Malam yang nyaris menyentuh pukul 22.00 WIB itu membuat tim "live in" setempat mengumumkan kepada mereka untuk memastikan lampu listrik bakal nyala lagi karena anggotanya bergegas menyalakan generator.

Puluhan siswa memainkan senter dari berbagai tempat duduk masing-masing sehingga situasi terkesan artistis di tengah kegelapan tempat itu.

Seorang siswa maju ke tengah pekarangan itu, duduk bersila, dan mulai memetik gitar. Seluruh siswa yang berpakaian bebas dengan masing-masing berbalut kain batik itu bersama-sama menyanyikan sebuah lagu seiring petikan gitar di tengah kegelapan tersebut.

Sekolah asal Cirebon itu, untuk kedua kalinya pada 2010 mengirim murid-muridnya ke desa itu untuk belajar menyentuh keakraban alam Merapi dengan kehidupan warganya di desa terakhir itu.

Mereka selama tiga hari terakhir menjalani program "live in" yang dikelola "Tim Live In Tuk Mancur", komunitas masyarakat Dusun Tangkil, Desa Ngargomulyo, Kecamatan Dukun, Kabupaten Magelang.

Tentu mereka tidak menyangka, sehari ketika tiba di desa terakhir itu, ternyata Badan Penyelidikan dan Pengembangan Teknologi Kegunungapian (BPPTK) Yogyakarta mengumumkan kenaikan status aktivitas vulkanik Gunung Merapi dari "waspada" menjadi "siaga". Status Merapi meliputi "aktif normal", "waspada", "siaga", dan "awas".
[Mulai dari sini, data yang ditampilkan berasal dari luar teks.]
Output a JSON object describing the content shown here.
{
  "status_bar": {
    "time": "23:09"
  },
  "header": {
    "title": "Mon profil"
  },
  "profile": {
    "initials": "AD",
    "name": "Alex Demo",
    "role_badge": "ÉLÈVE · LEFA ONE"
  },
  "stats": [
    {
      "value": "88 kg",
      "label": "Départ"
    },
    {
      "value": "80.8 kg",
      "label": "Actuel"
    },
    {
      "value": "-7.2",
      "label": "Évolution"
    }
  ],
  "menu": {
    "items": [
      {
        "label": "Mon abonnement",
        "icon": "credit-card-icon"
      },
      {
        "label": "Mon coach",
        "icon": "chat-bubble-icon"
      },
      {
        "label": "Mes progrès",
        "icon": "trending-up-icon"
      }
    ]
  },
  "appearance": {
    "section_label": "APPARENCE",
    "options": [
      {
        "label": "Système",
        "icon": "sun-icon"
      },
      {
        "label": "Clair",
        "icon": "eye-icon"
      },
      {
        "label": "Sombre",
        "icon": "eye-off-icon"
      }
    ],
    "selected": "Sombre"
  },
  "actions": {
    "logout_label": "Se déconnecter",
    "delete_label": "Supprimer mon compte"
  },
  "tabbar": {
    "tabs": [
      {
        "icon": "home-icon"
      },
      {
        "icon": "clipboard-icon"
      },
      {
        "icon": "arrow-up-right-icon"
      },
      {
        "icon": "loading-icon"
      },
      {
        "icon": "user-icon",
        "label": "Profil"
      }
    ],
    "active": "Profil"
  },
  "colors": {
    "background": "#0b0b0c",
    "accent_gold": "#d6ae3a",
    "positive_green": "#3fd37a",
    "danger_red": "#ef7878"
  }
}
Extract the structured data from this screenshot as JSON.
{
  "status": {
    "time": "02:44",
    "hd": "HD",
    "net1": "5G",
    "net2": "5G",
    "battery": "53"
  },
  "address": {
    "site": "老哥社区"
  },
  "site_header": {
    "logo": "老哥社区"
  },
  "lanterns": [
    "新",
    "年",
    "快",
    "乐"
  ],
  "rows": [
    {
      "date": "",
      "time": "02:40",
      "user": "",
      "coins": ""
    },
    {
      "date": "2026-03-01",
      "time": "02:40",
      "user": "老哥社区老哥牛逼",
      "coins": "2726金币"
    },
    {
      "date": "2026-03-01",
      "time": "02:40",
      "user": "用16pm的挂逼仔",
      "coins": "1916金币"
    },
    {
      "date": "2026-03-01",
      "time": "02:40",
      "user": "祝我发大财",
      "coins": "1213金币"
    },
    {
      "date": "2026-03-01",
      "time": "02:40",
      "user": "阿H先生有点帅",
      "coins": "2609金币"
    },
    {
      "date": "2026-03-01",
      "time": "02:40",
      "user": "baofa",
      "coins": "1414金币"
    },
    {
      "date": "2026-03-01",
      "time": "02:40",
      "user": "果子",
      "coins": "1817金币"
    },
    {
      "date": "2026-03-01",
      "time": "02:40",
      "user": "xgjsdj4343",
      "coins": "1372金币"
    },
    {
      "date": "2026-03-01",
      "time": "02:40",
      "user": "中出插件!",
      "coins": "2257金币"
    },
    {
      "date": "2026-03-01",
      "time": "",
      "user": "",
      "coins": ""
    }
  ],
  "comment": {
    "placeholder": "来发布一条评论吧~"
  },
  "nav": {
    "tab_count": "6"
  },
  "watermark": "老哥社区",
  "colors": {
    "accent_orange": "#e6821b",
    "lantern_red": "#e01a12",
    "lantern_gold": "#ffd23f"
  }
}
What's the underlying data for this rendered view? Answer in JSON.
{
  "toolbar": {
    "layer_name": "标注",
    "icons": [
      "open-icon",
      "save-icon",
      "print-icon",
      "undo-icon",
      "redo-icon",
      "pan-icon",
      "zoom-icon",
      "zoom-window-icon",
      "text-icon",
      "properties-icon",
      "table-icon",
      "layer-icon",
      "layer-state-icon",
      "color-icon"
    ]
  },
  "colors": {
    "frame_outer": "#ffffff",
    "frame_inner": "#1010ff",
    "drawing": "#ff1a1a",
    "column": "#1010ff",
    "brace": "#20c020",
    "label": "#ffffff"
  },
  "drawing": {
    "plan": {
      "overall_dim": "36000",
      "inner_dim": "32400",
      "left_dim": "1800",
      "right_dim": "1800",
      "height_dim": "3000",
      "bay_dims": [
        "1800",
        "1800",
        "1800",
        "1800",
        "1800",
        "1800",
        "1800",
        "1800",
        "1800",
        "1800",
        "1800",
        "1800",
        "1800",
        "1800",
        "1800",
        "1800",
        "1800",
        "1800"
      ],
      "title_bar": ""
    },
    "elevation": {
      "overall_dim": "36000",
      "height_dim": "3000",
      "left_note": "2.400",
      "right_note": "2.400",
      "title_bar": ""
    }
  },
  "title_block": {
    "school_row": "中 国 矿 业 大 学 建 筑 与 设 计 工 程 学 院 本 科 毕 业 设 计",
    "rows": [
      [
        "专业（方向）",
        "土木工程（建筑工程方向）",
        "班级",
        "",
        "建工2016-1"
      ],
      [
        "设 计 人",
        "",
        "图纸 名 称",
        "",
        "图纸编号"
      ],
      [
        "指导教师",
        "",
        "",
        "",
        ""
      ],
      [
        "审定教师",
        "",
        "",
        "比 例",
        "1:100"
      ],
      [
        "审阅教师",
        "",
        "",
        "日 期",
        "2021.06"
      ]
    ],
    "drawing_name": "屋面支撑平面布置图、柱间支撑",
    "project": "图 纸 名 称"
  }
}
"Anak-anak tahu juga kalau Merapi meningkat, tetapi justru menjadi materi kami ketika bicara kedalaman hati kami menghadapi situasi Merapi seperti ini, kegiatan kami juga sepengetahuan aparat pemerintah ," kata salah seorang anggota "Tim Live In Tuk Mancur" yang juga petani Merapi, Longgar.

Selama tiga hari dua malam, mereka dengan didampingi sejumlah gurunya antara lain menjalani program tinggal bersama di sejumlah keluarga petani desa terakhir Merapi, susur sungai untuk mengenal alam, dan pentas kesenian secara spontan.

Kedatangan pejabat kecamatan setempat itu agaknya untuk mengecek aktivitas ratusan tamu dari luar daerah setempat di lokasi yang termasuk kawasan rawan bencana Merapi. Dia ditemui sejumlah anggota tim "live in" tersebut.

"Tidak ada pembicaraan khusus, hanya tanya-tanya tentang kegiatan kami, kami berikan penjelasan apa adanya," kata Goro, salah seorang anggota tim itu.

Goro yang juga pegiat kelompok "Pasak Merapi", komunitas relawan penanggulangan bencana letusan Merapi itu mengatakan, kewaspadaan atas erupsi Merapi tetap dilakukan warga setempat.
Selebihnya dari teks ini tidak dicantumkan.